Senators Whitehouse and Franken discussed the Rent-A-Center v. Jackson case, handed down the week before the Kagan hearing. The case involved a challenge to the enforceability of a mandatory arbitration agreement employees were required to sign as a condition of employment.

  • Senator Whitehouse criticized the Court’s decision: “Only last week, the Rent-A-Center decision concluded that an employee who challenges as unconscionable an arbitration demand must have that challenge decided by the arbitrator.”
  • Senator Franken described the problematic nature of mandatory arbitration agreements: “These clauses basically say if we violate your fights, you can’t take us to court. You have to take it to an arbitrator. But then the fine print essentially says an arbitrator that we pay who depends on us for work and who makes decisions in secret.” He reached back to criticize a related 2001 decision issued by the Rehnquist court, Circuit City Stores v. Adams, and criticized the Supreme Court for ignoring the legislative history, which indicated that Congress did not intend for employment contracts to be subject to mandatory arbitration clauses.
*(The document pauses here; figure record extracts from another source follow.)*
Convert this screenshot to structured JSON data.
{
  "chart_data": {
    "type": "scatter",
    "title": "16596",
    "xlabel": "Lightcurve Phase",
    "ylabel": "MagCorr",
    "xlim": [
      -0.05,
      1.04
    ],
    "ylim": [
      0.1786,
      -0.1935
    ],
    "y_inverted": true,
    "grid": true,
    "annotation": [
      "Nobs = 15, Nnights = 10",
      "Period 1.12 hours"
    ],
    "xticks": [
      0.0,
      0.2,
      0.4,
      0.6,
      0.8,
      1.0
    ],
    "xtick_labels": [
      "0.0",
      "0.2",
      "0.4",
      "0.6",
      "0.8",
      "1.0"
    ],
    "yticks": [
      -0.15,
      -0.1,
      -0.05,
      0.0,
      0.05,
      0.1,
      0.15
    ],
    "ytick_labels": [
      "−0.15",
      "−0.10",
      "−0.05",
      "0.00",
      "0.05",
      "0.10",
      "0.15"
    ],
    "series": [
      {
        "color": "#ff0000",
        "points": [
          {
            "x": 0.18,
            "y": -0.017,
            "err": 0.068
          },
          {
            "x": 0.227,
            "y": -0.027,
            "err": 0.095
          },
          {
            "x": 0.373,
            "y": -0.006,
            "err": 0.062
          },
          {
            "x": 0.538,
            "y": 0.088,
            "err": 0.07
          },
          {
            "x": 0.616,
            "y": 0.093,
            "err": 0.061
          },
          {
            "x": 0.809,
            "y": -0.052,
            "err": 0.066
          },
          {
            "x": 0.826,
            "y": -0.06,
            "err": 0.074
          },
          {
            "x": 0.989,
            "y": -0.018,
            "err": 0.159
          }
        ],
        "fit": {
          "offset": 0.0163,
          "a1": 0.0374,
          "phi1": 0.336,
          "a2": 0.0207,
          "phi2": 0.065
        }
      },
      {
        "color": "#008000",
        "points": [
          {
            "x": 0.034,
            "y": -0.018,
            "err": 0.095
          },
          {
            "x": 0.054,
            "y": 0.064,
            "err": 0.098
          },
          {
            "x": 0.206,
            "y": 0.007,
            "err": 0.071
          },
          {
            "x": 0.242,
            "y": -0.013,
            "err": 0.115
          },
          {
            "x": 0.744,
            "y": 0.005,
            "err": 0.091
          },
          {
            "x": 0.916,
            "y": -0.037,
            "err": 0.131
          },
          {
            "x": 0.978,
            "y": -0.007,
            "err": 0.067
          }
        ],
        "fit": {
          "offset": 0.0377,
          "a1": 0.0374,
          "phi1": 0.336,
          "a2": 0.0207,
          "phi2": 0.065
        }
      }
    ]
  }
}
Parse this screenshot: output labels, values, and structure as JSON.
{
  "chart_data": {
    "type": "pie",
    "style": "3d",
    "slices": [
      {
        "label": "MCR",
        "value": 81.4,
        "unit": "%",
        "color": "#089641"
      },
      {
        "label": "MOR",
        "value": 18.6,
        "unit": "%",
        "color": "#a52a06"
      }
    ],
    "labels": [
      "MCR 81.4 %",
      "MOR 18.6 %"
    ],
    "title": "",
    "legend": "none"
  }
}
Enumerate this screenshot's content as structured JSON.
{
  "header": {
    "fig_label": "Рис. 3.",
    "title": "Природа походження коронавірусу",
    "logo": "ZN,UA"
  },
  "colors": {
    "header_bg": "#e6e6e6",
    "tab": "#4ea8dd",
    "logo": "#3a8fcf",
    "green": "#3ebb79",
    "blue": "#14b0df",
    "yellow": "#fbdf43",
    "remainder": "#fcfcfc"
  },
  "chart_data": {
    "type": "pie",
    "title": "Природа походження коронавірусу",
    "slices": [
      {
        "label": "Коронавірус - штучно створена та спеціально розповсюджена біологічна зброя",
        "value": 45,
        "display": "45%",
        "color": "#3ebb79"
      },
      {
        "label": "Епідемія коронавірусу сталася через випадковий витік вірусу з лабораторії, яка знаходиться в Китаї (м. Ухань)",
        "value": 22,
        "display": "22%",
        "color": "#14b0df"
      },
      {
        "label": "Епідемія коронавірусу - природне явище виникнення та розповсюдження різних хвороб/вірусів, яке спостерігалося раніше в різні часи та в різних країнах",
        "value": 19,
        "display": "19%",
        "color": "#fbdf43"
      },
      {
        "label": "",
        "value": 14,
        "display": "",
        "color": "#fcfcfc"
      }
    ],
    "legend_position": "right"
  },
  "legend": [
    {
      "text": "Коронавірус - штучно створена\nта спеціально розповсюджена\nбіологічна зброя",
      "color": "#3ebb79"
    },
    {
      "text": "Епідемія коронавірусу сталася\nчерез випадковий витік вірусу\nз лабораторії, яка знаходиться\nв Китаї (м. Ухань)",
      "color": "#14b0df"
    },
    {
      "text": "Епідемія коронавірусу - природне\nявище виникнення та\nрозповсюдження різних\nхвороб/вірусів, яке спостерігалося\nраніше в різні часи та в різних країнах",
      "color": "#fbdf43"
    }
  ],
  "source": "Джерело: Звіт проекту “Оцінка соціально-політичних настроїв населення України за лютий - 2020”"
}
He chastised the Court for its “strained reading of the law” in Circuit City Stores and urged Kagan to give more deference to “the reasons [Congress] passed a law in the first place.” Senator Franken continued his assault on the Court’s favoritism of powerful corporate interests by criticizing the Roberts’ Court recent Rent-A-Center v. Jackson case: “Rent-A-Center argued that only the arbitrator could decide whether the arbitration clause was unfair. Last week, the Roberts Court sided with Rent-A-Center. Talk about not getting your day in court. Now you can’t get your day in court to get your day in court.”

Leegin Creative Leather Prods, Inc. v. PSKS, Inc.

Senator Cardin commented on the effect of the Leegin decision, which invalidated a rule against corporate price-fixing: “Are you a consumer? Do you buy products for you or your family? If so, the Supreme Court in Leegin – yet another 5-4 split – should be of concern to you too. Here, the Court ignored long-standing precedent to protect big business to perpetuate price-fixing. It was a ruling that put consumers at risk.”

Rapanos v. United States

Many senators expressed concern over the weakened environmental protections in effect after the Rapanos case, which restricted the federal government’s jurisdiction over many of the nation’s waterways under the Clean Water Act.

· Senator Cardin criticized the case as a “step backwards” for the environment because of the reduced protection for wetlands under the Clean Water Act.

· Senator Franken, too, expressed concern about the decision: “in Rapanos the Court struck down these regulations, because it said they were too broad, even though they had been in place for up to 30 years or actually necessary to protect America’s water. And this water is what people drink, people catch fish in, and that our kids swim in. Thanks to this case and a similar case known as Swank, the Clean Water Act now it doesn’t cover half of the nation’s largest polluters.”

Gross v. FBL Financial Services

Many senators remarked on Gross v. FBL Services, which made it considerably more difficult for victims of age discrimination to prove their case by creating a new rule that in a mixed-motive age discrimination case, the plaintiff must prove that discrimination was the sole reason for the termination.

· Senator Whitehouse lamented that the case “made it harder for a victim of age discrimination to prove his or her case” and Senator Franken noted that the “the Roberts Court made it easier for corporations to fire older Americans and get away with it.”

· Senator Schumer remarked on the practical difficulty this decision presented: “courts have recognized that only employers have access to the evidence of their own motivation.”

· Senator Cardin echoed these concerns: “Now, how do I explain to a 50-some-year-old woman with a couple of children who is fired after 25 years in the workforce because the employer wants to hire someone half her age and pay 1/3 the salary, how is she getting a fair shake when the Supreme Court changes the test in order to avoid the current protections we thought we had in the law against age discrimination?”